The influences that shaped my style have been a regular topic on my blog from the beginning, with this post about my brushes being one of my most popular articles.

copy of Van Gogh’s Starry Night by a high schooler
Gwenn Seemel
My Starry Night
1995
acrylic on panel
18 x 22 inches

But my artistic journey started well before all that, with this remake of Van Gogh’s Starry Night! My early experience with copying led me to encourage imitation and talk about artists who copy my style as well as a tech company that named a photo filter after my painting technique!

painterly image of an eastern bluebird sitting grasping a branch
Gwenn Seemel
Happy Bird (Eastern Bluebird)
2017
acrylic on panel
6 x 4 inches

The original painting is available for $250—see all the artworks that are currently for sale. Prints and other arty items are in my Redbubble shop.

VIDEO TRANSCRIPT

“Why do you put all those little marks on top of a regular painting?”

I got asked that question so much at the beginning of my career—that question or a version of it. It’s actually part of the reason why I started taking process photos and process videos of my work and sharing those photos and videos, because I wanted to show people: I never make a regular painting! Like, no part of this process is regular. It’s all with the marks, from beginning to end.

I’m not one of those chameleon-type artists who can shift styles depending on what they’re doing. I appreciate the skill that it takes to do that and the temperament that it takes to do that. And I think they can make really cool things, and that’s awesome for them. But that’s just not who I am.
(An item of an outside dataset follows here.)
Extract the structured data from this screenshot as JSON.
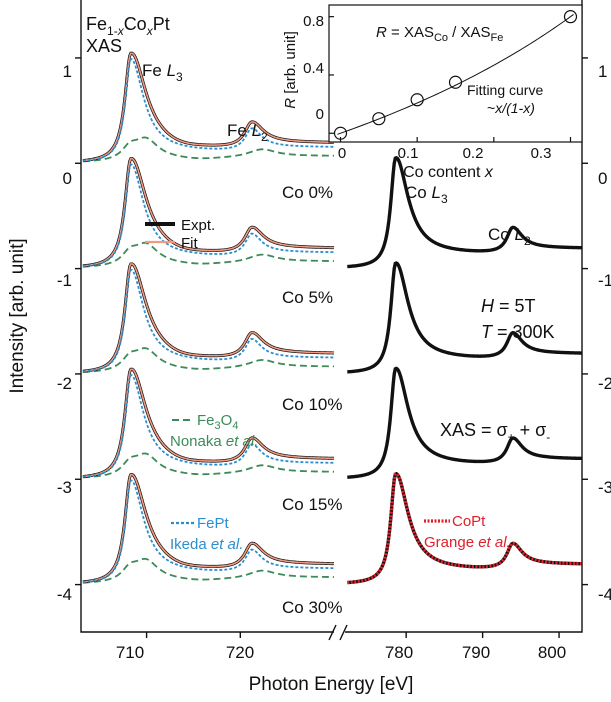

I have a way of making, a way of seeing. My hands just do what they do, and my heart knows what it wants, and it’s all of these little marks! I can shift my style a bit: I can push certain nuances or stay away from others if I want to. But there’s a basic way that I make, and it’s with all of these little marks.

When I was a kid, there was less of that. There was more blending—there was also distinct marks, but not really as much. Not until I was fourteen, and I had this assignment to copy a Van Gogh painting. And I realized that the distinct brushstrokes of Van Gogh really suited me.

Around the same time, I took an intaglio printmaking class, and in that medium the way that you make a tonal area—like a grey area—is to do crosshatching, to do lots of little marks, and so that just fed that way of making, leading to paintings like this one where it’s crosshatching and lots of marks. And this is how I was making at like sixteen, seventeen years old.

Throughout high school, I was also volunteering at a retirement home, and I was drawing the residents at the retirement home. And all of the wrinkles and lines on their faces were also inspiring me. They were bringing that energy to those lines and making me want to emphasize those lines.

Later, after I became a professional artist, I started to acquire more and different kinds of brushes. And these brushes added a whole range and variety to the paintings that I was making. The square, sort of blocky areas that you see in these paintings? Those come from those brushes.

In 2008, I injured my right thumb in a really stupid way. And I was right in the middle of making a whole series of paintings I was going to be showing in just a few months. So I couldn’t stop painting even though my right thumb was really painful. And that’s when I started to really experiment with watering down my paint and pouring it onto the canvas that I put on the floor. I’d been doing a little bit of that—like watering down my paint—from the beginning basically—like from college. But this is when I really was like “okay, I need to do this because I need to add layers to these paintings to eventually be able to finish them.”

In 2012, I made a whole series of paintings on panel, and I did it on purpose because panel intimidated me, and I wanted to get over that. And the reason why panel intimidated me is because, well, it really shows off the brush strokes—like very crisply. And while that’s cool, it’s also a little bit like “woah, too—too much in focus maybe.” But I figured after making fifty-plus paintings on panel, I’d get over my intimidation factor and fall in love, and, sure enough, I did. It really helped me to savor my way of mark-making.

I know that my style will continue to evolve, but the core of how I make is with these little marks. Why do I put all these little marks on my paintings? It’s a version of the original question.

I mean, part of it has to do with the way that I see the world. I know that we’re made up of energy, that that’s what matter is. And that fascinates me, and I want to remember that we are energy. We are always in transition. We are always changing. And I want to capture that with my paintings to remind me and everybody else of that. But I think the simplest answer to the question of “why these marks?” is just that they make me happy.